Certainly your /var is full. Perhaps the output of du /var from your system might give some clues. Here is the output from my system:

du /var

2 /var/account
2 /var/at/jobs
2 /var/at/spool
6 /var/at
2 /var/audit
2 /var/backups
4 /var/crash
2 /var/cron/tabs
4 /var/cron
2 /var/db/entropy
2 /var/db/freebsd-update
2 /var/db/ipf
30 /var/db/pkg/jpeg-6b_4
30 /var/db/pkg/gd-2.0.35,1
28 /var/db/pkg/png-1.4.5_1
30 /var/db/pkg/libiconv-1.11_1
32 /var/db/pkg/libosip-3.1.0
30 /var/db/pkg/siproxd-0.7.0_1
28 /var/db/pkg/vnstat-1.6_3
28 /var/db/pkg/expat-2.0.1_1
28 /var/db/pkg/ca_root_nss-3.12.4
428 /var/db/pkg/python26-2.6.5
470 /var/db/pkg/perl-5.10.1_1
28 /var/db/pkg/p5-Net-SMTP-SSL-1.01
28 /var/db/pkg/p5-Error-0.17016
58 /var/db/pkg/curl-7.20.1
28 /var/db/pkg/cvsps-2.1
110 /var/db/pkg/git-1.7.1.1
28 /var/db/pkg/pkg-config-0.25_1
32 /var/db/pkg/libosip-3.3.0
32 /var/db/pkg/siproxd-0.8.0
30 /var/db/pkg/jpeg-8_3
32 /var/db/pkg/freetype2-2.4.4
30 /var/db/pkg/libiconv-1.13.1_1
30 /var/db/pkg/gd-2.0.35_7,1
26 /var/db/pkg/bandwidthd-2.0.1_4
42 /var/db/pkg/libpcap-1.1.1
60 /var/db/pkg/gettext-0.18.1.1
120 /var/db/pkg/postgresql-client-8.4.7
26 /var/db/pkg/pfflowd-0.8
1904 /var/db/pkg
2 /var/db/ports
2 /var/db/portsnap
9968 /var/db/rrd
2 /var/db/pingstatus
2 /var/db/pingmsstatus
22 /var/db/vnstat
2 /var/db/cpelements
12530 /var/db
2 /var/empty
2 /var/games
2 /var/heimdal
1926 /var/log
2 /var/mail
2 /var/msgs
2 /var/named
2 /var/preserve
2 /var/run/.snap
2 /var/run/hostapd
50 /var/run
2 /var/rwho
2 /var/spool/lock
2 /var/spool/lpd
2 /var/spool/mqueue
2 /var/spool/opielocks
2 /var/spool/output/lpd
4 /var/spool/output
14 /var/spool
60 /var/tmp/vi.recover
64 /var/tmp
2 /var/yp
2 /var/etc/openvpn_csc
2 /var/etc/mpd-vpn
2 /var/etc/openvpn
2 /var/etc/openvpn-csc
2 /var/etc/l2tp-vpn
2 /var/etc/pppoe-vpn
112 /var/etc
1 /var/dhcpd/dev/fd
1 /var/dhcpd/dev/usb
1 /var/dhcpd/dev/pts
2 /var/dhcpd/dev
8 /var/dhcpd/etc
1810 /var/dhcpd/usr/local/sbin
1812 /var/dhcpd/usr/local
1814 /var/dhcpd/usr
10 /var/dhcpd/var/db
6 /var/dhcpd/var/run
18 /var/dhcpd/var
1154 /var/dhcpd/lib
2 /var/dhcpd/run
3000 /var/dhcpd
40 /var/installer_logs
6 /var/siproxd
17782 /var

jimp

dev always shows 100% that wouldn't be a problem, but your /var is quite full as shown in your output.

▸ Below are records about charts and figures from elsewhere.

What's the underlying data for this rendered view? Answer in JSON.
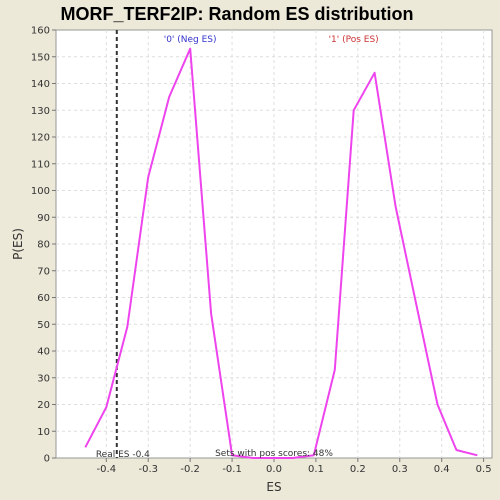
{
  "chart_data": {
    "type": "line",
    "title": "MORF_TERF2IP: Random ES distribution",
    "xlabel": "ES",
    "ylabel": "P(ES)",
    "xlim": [
      -0.52,
      0.52
    ],
    "ylim": [
      0,
      160
    ],
    "xticks": [
      -0.4,
      -0.3,
      -0.2,
      -0.1,
      0.0,
      0.1,
      0.2,
      0.3,
      0.4,
      0.5
    ],
    "xtick_labels": [
      "-0.4",
      "-0.3",
      "-0.2",
      "-0.1",
      "0.0",
      "0.1",
      "0.2",
      "0.3",
      "0.4",
      "0.5"
    ],
    "yticks": [
      0,
      10,
      20,
      30,
      40,
      50,
      60,
      70,
      80,
      90,
      100,
      110,
      120,
      130,
      140,
      150,
      160
    ],
    "grid": true,
    "line_color": "#ee44ee",
    "series": [
      {
        "name": "",
        "x": [
          -0.45,
          -0.4,
          -0.35,
          -0.3,
          -0.25,
          -0.2,
          -0.15,
          -0.1,
          -0.05,
          0.0,
          0.045,
          0.095,
          0.145,
          0.19,
          0.24,
          0.29,
          0.34,
          0.39,
          0.435,
          0.485
        ],
        "y": [
          4,
          19,
          49,
          105,
          135,
          153,
          54,
          1,
          0,
          0,
          0,
          1,
          33,
          130,
          144,
          94,
          57,
          20,
          3,
          1
        ]
      }
    ],
    "annotations": {
      "neg_label": "'0' (Neg ES)",
      "neg_color": "#3333cc",
      "pos_label": "'1' (Pos ES)",
      "pos_color": "#cc3333",
      "real_es_label": "Real ES -0.4",
      "real_es_value": -0.375,
      "pos_scores_label": "Sets with pos scores: 48%"
    }
  }
}
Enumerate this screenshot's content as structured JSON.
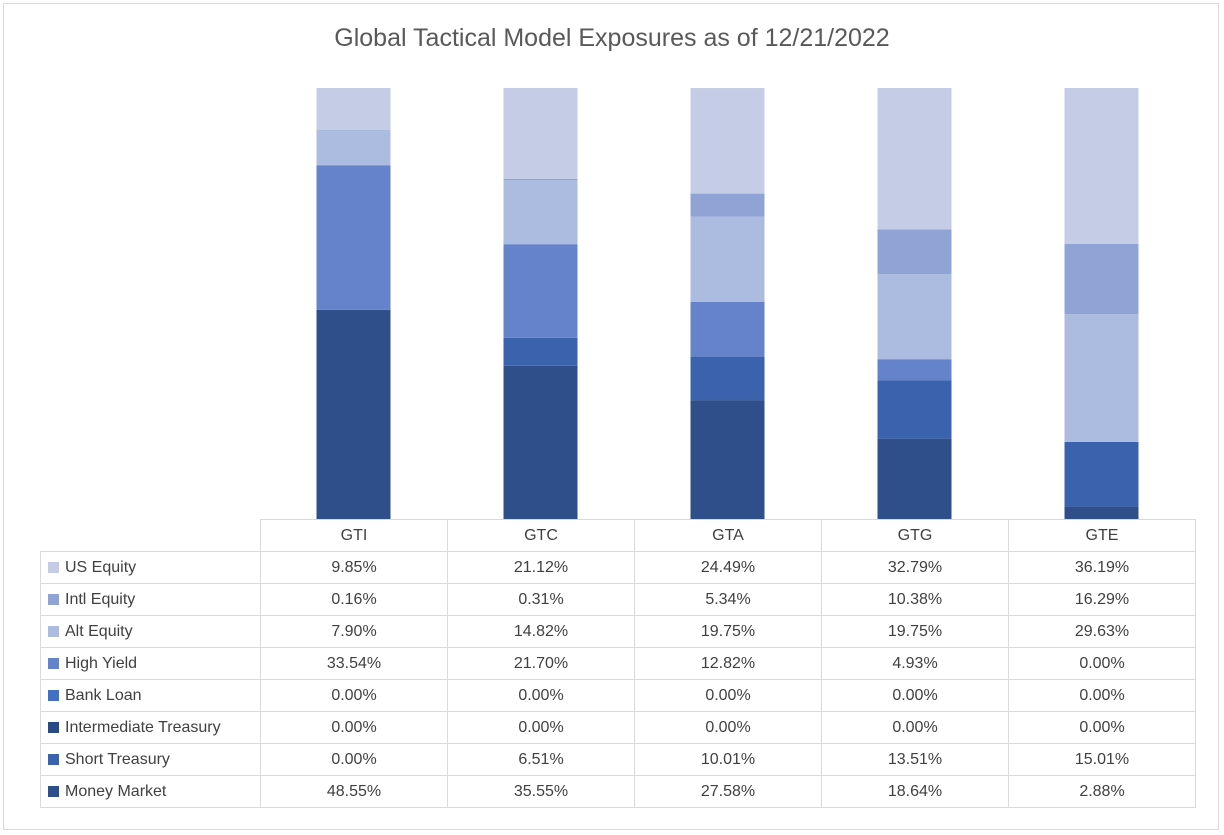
{
  "chart_data": {
    "type": "bar",
    "stacked": true,
    "title": "Global Tactical Model Exposures as of 12/21/2022",
    "categories": [
      "GTI",
      "GTC",
      "GTA",
      "GTG",
      "GTE"
    ],
    "ylim": [
      0,
      100
    ],
    "legend_position": "data-table",
    "series": [
      {
        "name": "US Equity",
        "color": "#c5cde6",
        "values": [
          9.85,
          21.12,
          24.49,
          32.79,
          36.19
        ],
        "labels": [
          "9.85%",
          "21.12%",
          "24.49%",
          "32.79%",
          "36.19%"
        ]
      },
      {
        "name": "Intl Equity",
        "color": "#8fa3d5",
        "values": [
          0.16,
          0.31,
          5.34,
          10.38,
          16.29
        ],
        "labels": [
          "0.16%",
          "0.31%",
          "5.34%",
          "10.38%",
          "16.29%"
        ]
      },
      {
        "name": "Alt Equity",
        "color": "#acbbe0",
        "values": [
          7.9,
          14.82,
          19.75,
          19.75,
          29.63
        ],
        "labels": [
          "7.90%",
          "14.82%",
          "19.75%",
          "19.75%",
          "29.63%"
        ]
      },
      {
        "name": "High Yield",
        "color": "#6483ca",
        "values": [
          33.54,
          21.7,
          12.82,
          4.93,
          0.0
        ],
        "labels": [
          "33.54%",
          "21.70%",
          "12.82%",
          "4.93%",
          "0.00%"
        ]
      },
      {
        "name": "Bank Loan",
        "color": "#4470c4",
        "values": [
          0.0,
          0.0,
          0.0,
          0.0,
          0.0
        ],
        "labels": [
          "0.00%",
          "0.00%",
          "0.00%",
          "0.00%",
          "0.00%"
        ]
      },
      {
        "name": "Intermediate Treasury",
        "color": "#2a4a85",
        "values": [
          0.0,
          0.0,
          0.0,
          0.0,
          0.0
        ],
        "labels": [
          "0.00%",
          "0.00%",
          "0.00%",
          "0.00%",
          "0.00%"
        ]
      },
      {
        "name": "Short Treasury",
        "color": "#3b62ad",
        "values": [
          0.0,
          6.51,
          10.01,
          13.51,
          15.01
        ],
        "labels": [
          "0.00%",
          "6.51%",
          "10.01%",
          "13.51%",
          "15.01%"
        ]
      },
      {
        "name": "Money Market",
        "color": "#2e4f8a",
        "values": [
          48.55,
          35.55,
          27.58,
          18.64,
          2.88
        ],
        "labels": [
          "48.55%",
          "35.55%",
          "27.58%",
          "18.64%",
          "2.88%"
        ]
      }
    ]
  }
}
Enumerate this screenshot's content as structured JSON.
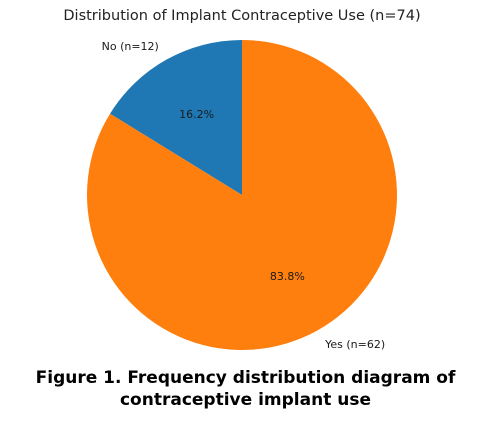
{
  "chart_data": {
    "type": "pie",
    "title": "Distribution of Implant Contraceptive Use (n=74)",
    "start_angle_deg": 90,
    "direction": "counterclockwise",
    "slices": [
      {
        "label": "No (n=12)",
        "value": 12,
        "percent_label": "16.2%",
        "color": "#1f77b4"
      },
      {
        "label": "Yes (n=62)",
        "value": 62,
        "percent_label": "83.8%",
        "color": "#ff7f0e"
      }
    ]
  },
  "caption": {
    "line1": "Figure 1. Frequency distribution diagram of",
    "line2": "contraceptive implant use"
  }
}
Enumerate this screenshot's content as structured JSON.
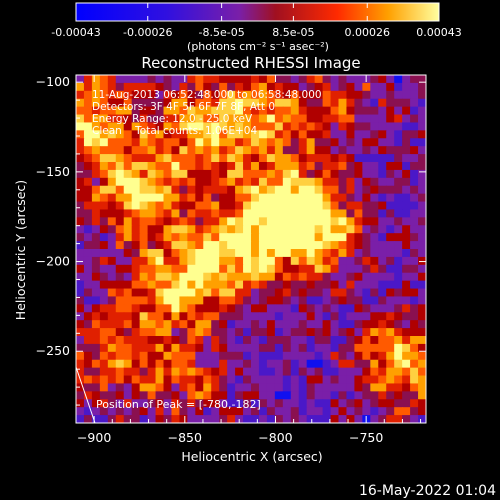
{
  "colorbar": {
    "tick_labels": [
      "-0.00043",
      "-0.00026",
      "-8.5e-05",
      "8.5e-05",
      "0.00026",
      "0.00043"
    ],
    "tick_values": [
      -0.00043,
      -0.00026,
      -8.5e-05,
      8.5e-05,
      0.00026,
      0.00043
    ],
    "range": [
      -0.00043,
      0.00043
    ],
    "units_label": "(photons cm⁻² s⁻¹ asec⁻²)"
  },
  "footer": {
    "timestamp": "16-May-2022 01:04"
  },
  "chart_data": {
    "type": "heatmap",
    "title": "Reconstructed RHESSI Image",
    "xlabel": "Heliocentric X (arcsec)",
    "ylabel": "Heliocentric Y (arcsec)",
    "xlim": [
      -910,
      -717
    ],
    "ylim": [
      -290,
      -96
    ],
    "x_ticks": [
      -900,
      -850,
      -800,
      -750
    ],
    "y_ticks": [
      -250,
      -200,
      -150,
      -100
    ],
    "x_tick_labels": [
      "−900",
      "−850",
      "−800",
      "−750"
    ],
    "y_tick_labels": [
      "−250",
      "−200",
      "−150",
      "−100"
    ],
    "annotations": [
      "11-Aug-2013 06:52:48.000 to 06:58:48.000",
      "Detectors: 3F 4F 5F 6F 7F 8F, Att 0",
      "Energy Range: 12.0 - 25.0 keV",
      "Clean    Total counts: 1.06E+04"
    ],
    "peak_label": "Position of Peak = [-780,-182]",
    "peak_position": [
      -780,
      -182
    ],
    "colors": {
      "negative": "#0000ff",
      "neutral": "#7a1fa8",
      "positive": [
        "#b00000",
        "#ff3a00",
        "#ffa000",
        "#ffff70"
      ]
    },
    "sources": [
      {
        "x": -905,
        "y": -120,
        "intensity": 0.85
      },
      {
        "x": -875,
        "y": -160,
        "intensity": 0.95
      },
      {
        "x": -840,
        "y": -125,
        "intensity": 0.75
      },
      {
        "x": -830,
        "y": -200,
        "intensity": 0.9
      },
      {
        "x": -800,
        "y": -170,
        "intensity": 0.8
      },
      {
        "x": -780,
        "y": -182,
        "intensity": 1.0
      },
      {
        "x": -860,
        "y": -215,
        "intensity": 0.65
      },
      {
        "x": -890,
        "y": -250,
        "intensity": 0.6
      },
      {
        "x": -730,
        "y": -255,
        "intensity": 0.85
      },
      {
        "x": -805,
        "y": -120,
        "intensity": 0.7
      },
      {
        "x": -850,
        "y": -265,
        "intensity": 0.45
      },
      {
        "x": -760,
        "y": -110,
        "intensity": 0.35
      }
    ]
  }
}
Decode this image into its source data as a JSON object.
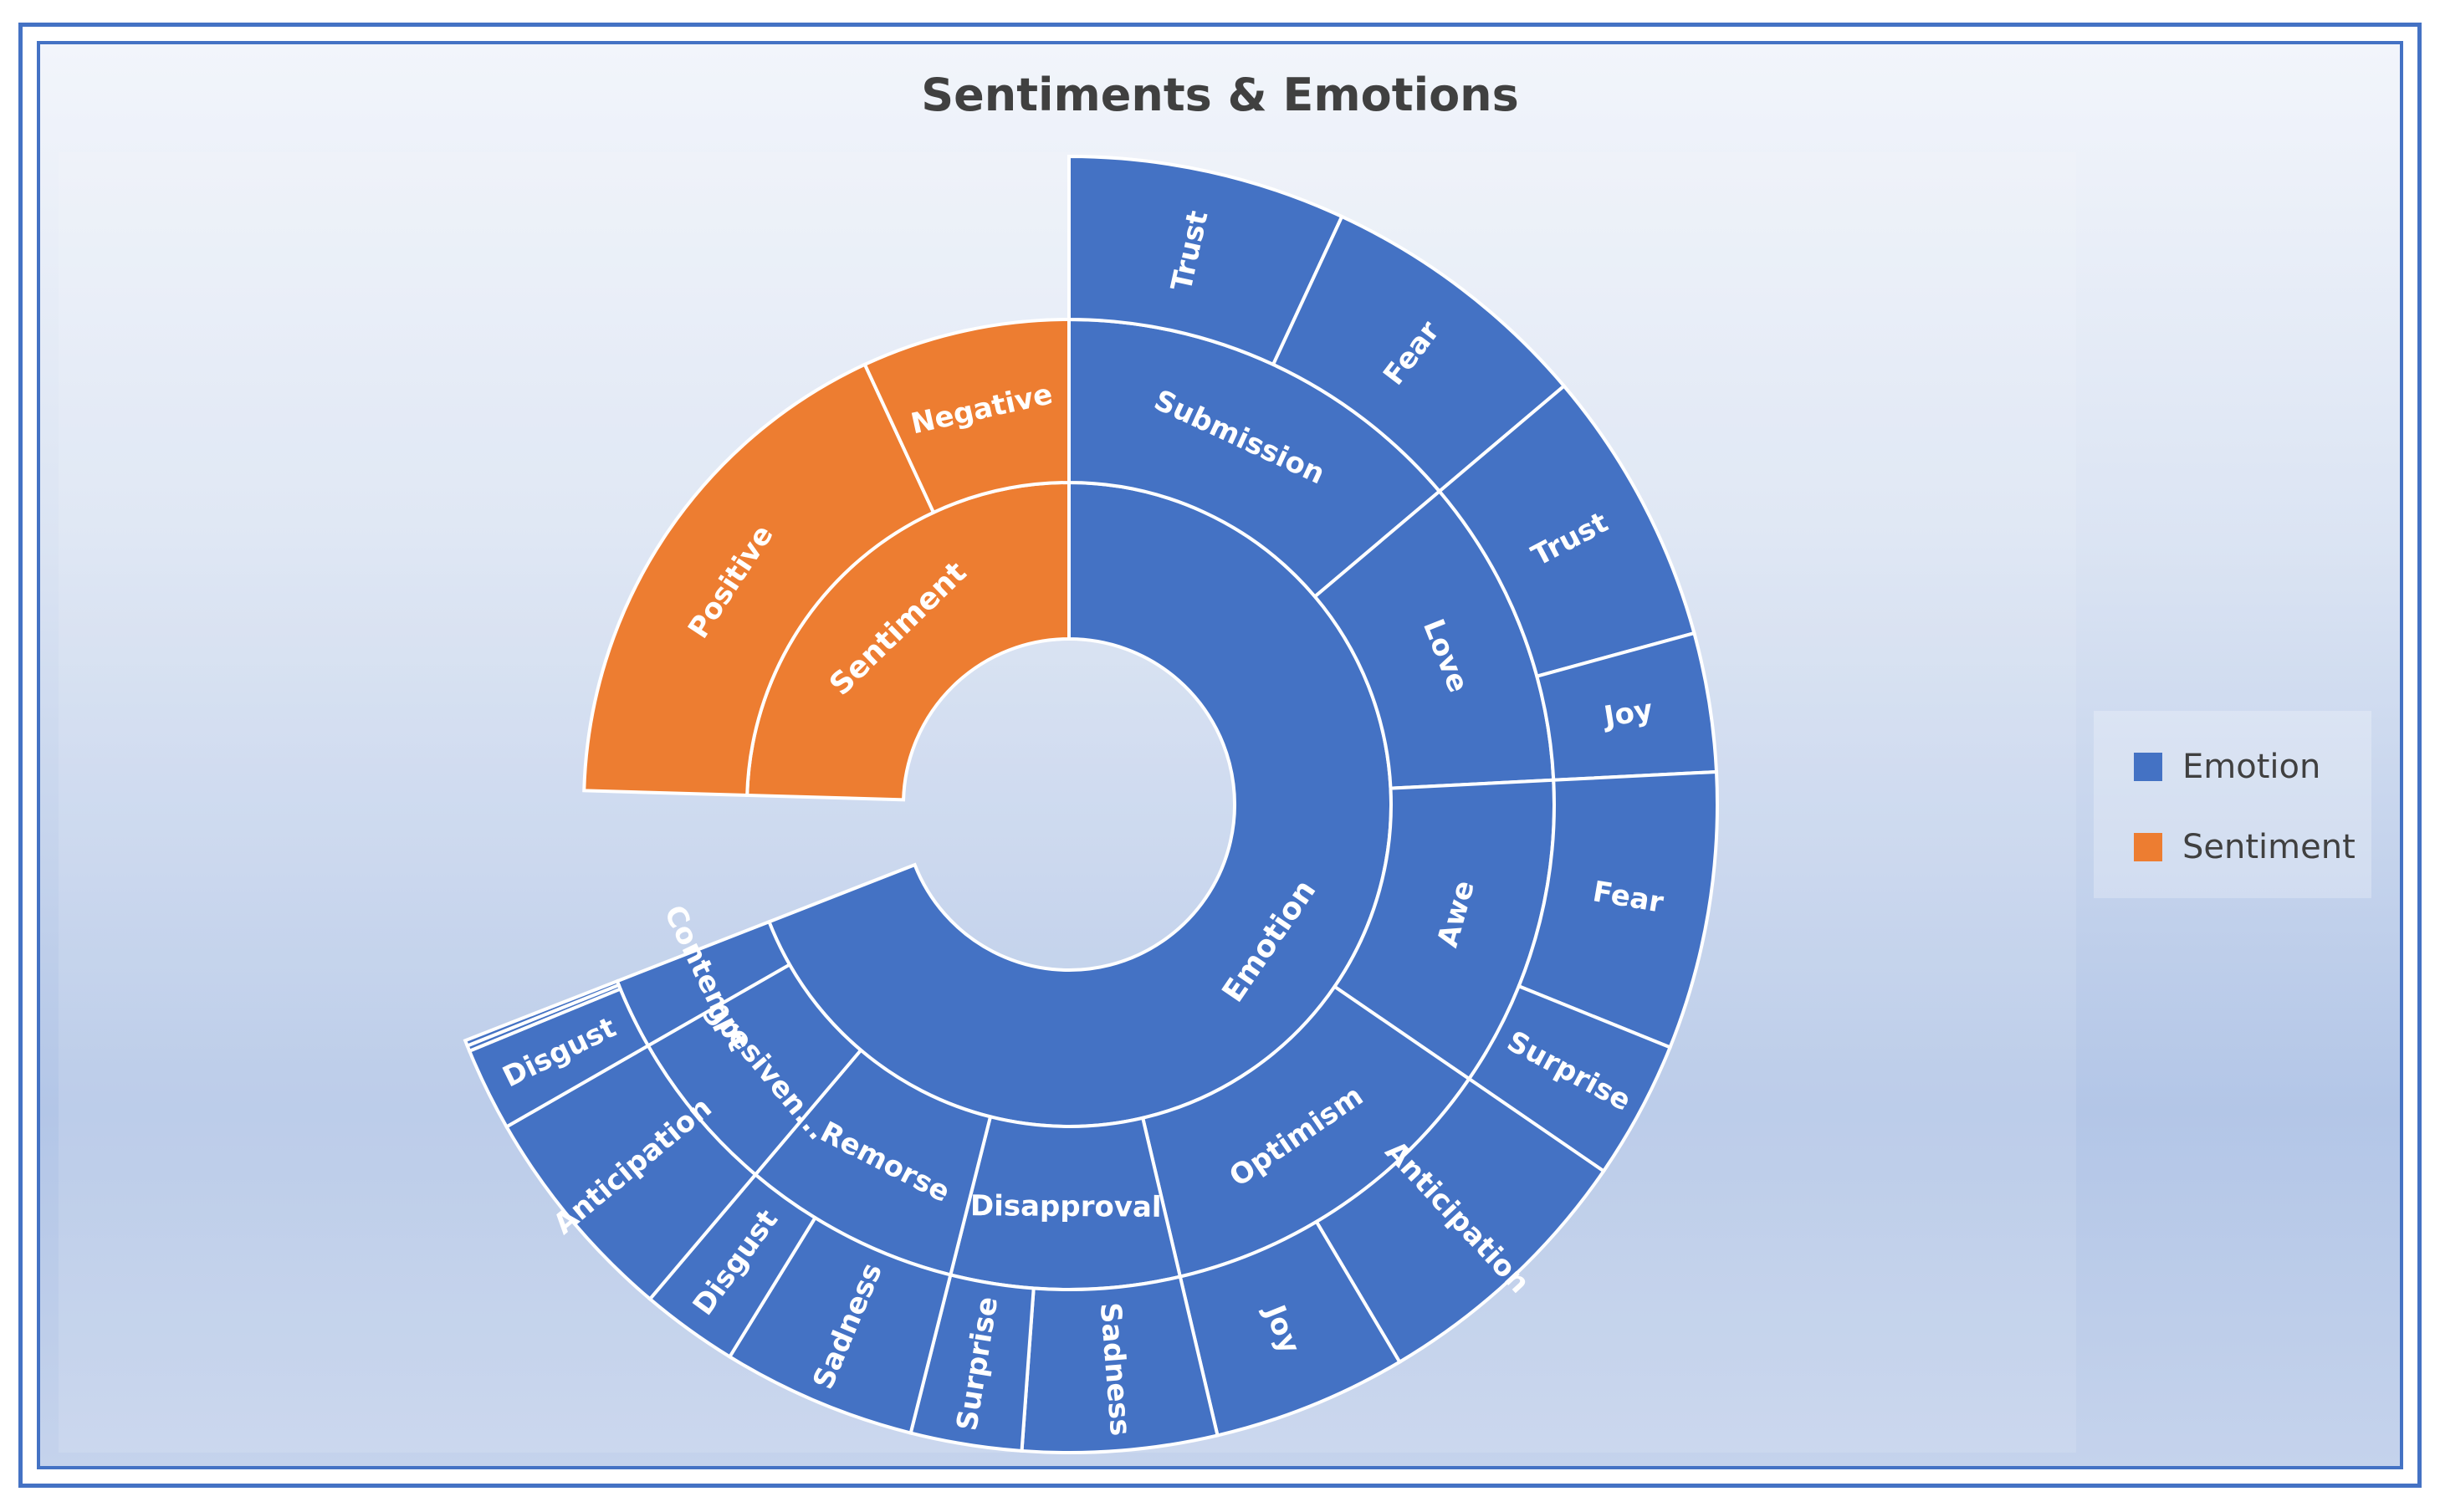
{
  "chart_data": {
    "type": "sunburst",
    "title": "Sentiments & Emotions",
    "colors": {
      "Emotion": "#4472c4",
      "Sentiment": "#ed7d31"
    },
    "legend": {
      "position": "right",
      "entries": [
        "Emotion",
        "Sentiment"
      ]
    },
    "root": [
      {
        "name": "Emotion",
        "children": [
          {
            "name": "Submission",
            "children": [
              {
                "name": "Trust",
                "value": 1
              },
              {
                "name": "Fear",
                "value": 1
              }
            ]
          },
          {
            "name": "Love",
            "children": [
              {
                "name": "Trust",
                "value": 1
              },
              {
                "name": "Joy",
                "value": 0.5
              }
            ]
          },
          {
            "name": "Awe",
            "children": [
              {
                "name": "Fear",
                "value": 1
              },
              {
                "name": "Surprise",
                "value": 0.5
              }
            ]
          },
          {
            "name": "Optimism",
            "children": [
              {
                "name": "Anticipation",
                "value": 1
              },
              {
                "name": "Joy",
                "value": 0.7
              }
            ]
          },
          {
            "name": "Disapproval",
            "children": [
              {
                "name": "Sadness",
                "value": 0.7
              },
              {
                "name": "Surprise",
                "value": 0.4
              }
            ]
          },
          {
            "name": "Remorse",
            "children": [
              {
                "name": "Sadness",
                "value": 0.7
              },
              {
                "name": "Disgust",
                "value": 0.35
              }
            ]
          },
          {
            "name": "Agresiven...",
            "children": [
              {
                "name": "Anticipation",
                "value": 0.8
              }
            ]
          },
          {
            "name": "Contempt",
            "children": [
              {
                "name": "Disgust",
                "value": 0.3
              },
              {
                "name": "",
                "value": 0.02
              },
              {
                "name": "",
                "value": 0.02
              }
            ]
          }
        ]
      },
      {
        "name": "Sentiment",
        "children": [
          {
            "name": "Positive",
            "value": 2.55
          },
          {
            "name": "Negative",
            "value": 1
          }
        ]
      }
    ]
  }
}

If you have that many VLANs and DHCP is active on all of them, it's possible that the DHCP leases database is using all that space.

If you want to increase the size of /var, which should be fairly safe if you have enough memory in that box, edit /etc/rc.embedded and put a larger value on this line:

varsize="60m"

Then reboot the box.

You might try moving that up to at least 128m

AaronO

Thanks for the responses, guys. I hope someone else will also find this thread useful. Out of desperation last night I started poking around in /var and tracked down the offending directory to the RRD directory. My only guess is that RRD was graphing all 170+ interfaces I have set up for the various Vlans. I cleared the RRD log and disabled the service, reboot, and /var usage is back down to 10%.

jimp

I could see RRD data files getting that large for that kind of deployment. If you want to graph that kind of data, you can enable the SNMP service and then use an external poller such as Cacti or Zabbix to graph.